David Stockman on Soaring Debt And Plummeting Yields
The comments below are an edited and abridged synopsis of an article by International Man
After decades of money-pumping, the Fed has driven real interest rates so low that there are no more bond investors, just traders and suckers.
The former have driven the 10-year yield to just 150 basis points in nominal terms (and deeply into the red in real terms in the face of surging inflation numbers), because they are pricing in confidence that the Fed will keep buying $120 billion per month of government and quasi-government debt.
Inflation-adjusted yields remained around the 10%+ level for decades, but no more. The real yield is so low that fund managers are throwing caution to the wind and setting themselves up for massive future losses.
That’s not an honest price discovery. It’s the crazed trading fostered by central bankers who have lost touch with history, reality and sound finance.

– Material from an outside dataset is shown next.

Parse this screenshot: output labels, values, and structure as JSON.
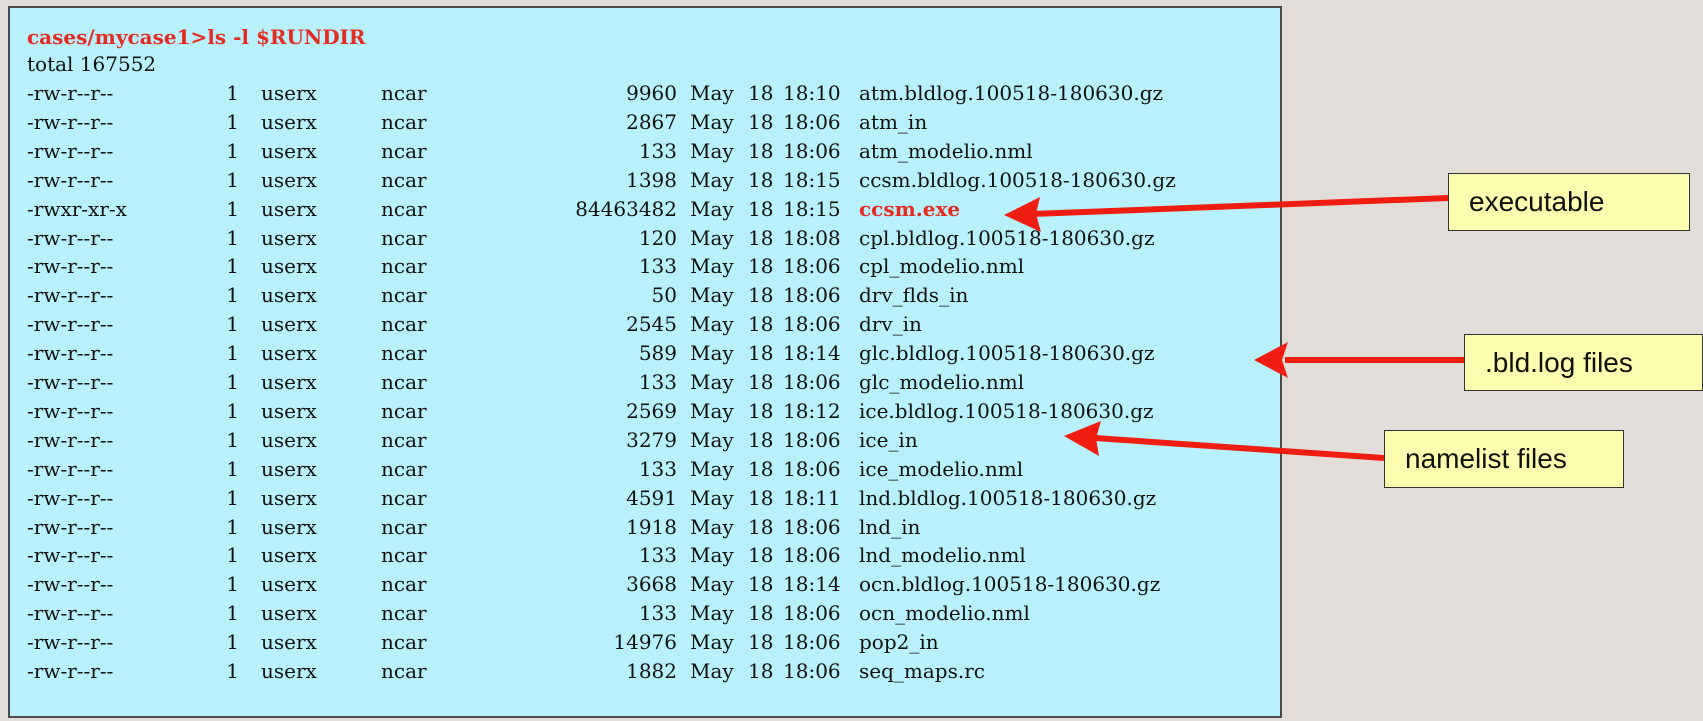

There is $80+ trillion of public and private debt outstanding, amounting to a staggering 380%+ of GDP.
With each passing month of negative real yields and $120 billion of freshly minted fiat credit, the US economy is looking at burying itself in debt.
During 2020, conventional economics would have suggested a liquidation of business debt, especially when business leverage levels had previously reached dangerous all-time highs.
But not in the Fed’s financial markets. Business debt soared by $1.5 trillion in 2020 or by 50% more than the peak borrowing year of 2007 when companies were on a borrowing binge. This is truly aberrational.
The business leverage ratio stood at 35% in 1947 and plateaued at about 60% by the 1970s. But once the Fed got into the financial repression business, the ratio was off to the races. Business debt now amounts to an off-the-chart 111%.
The Fed can’t explain how the US economy can grow when it is mired in so much debt; how interest rates can be normalized in real terms without blowing up the entire financial edifice; and it doesn’t know what will happen if it continues to signal borrowing like there is no tomorrow by keeping real interest rates submerged in negative territory.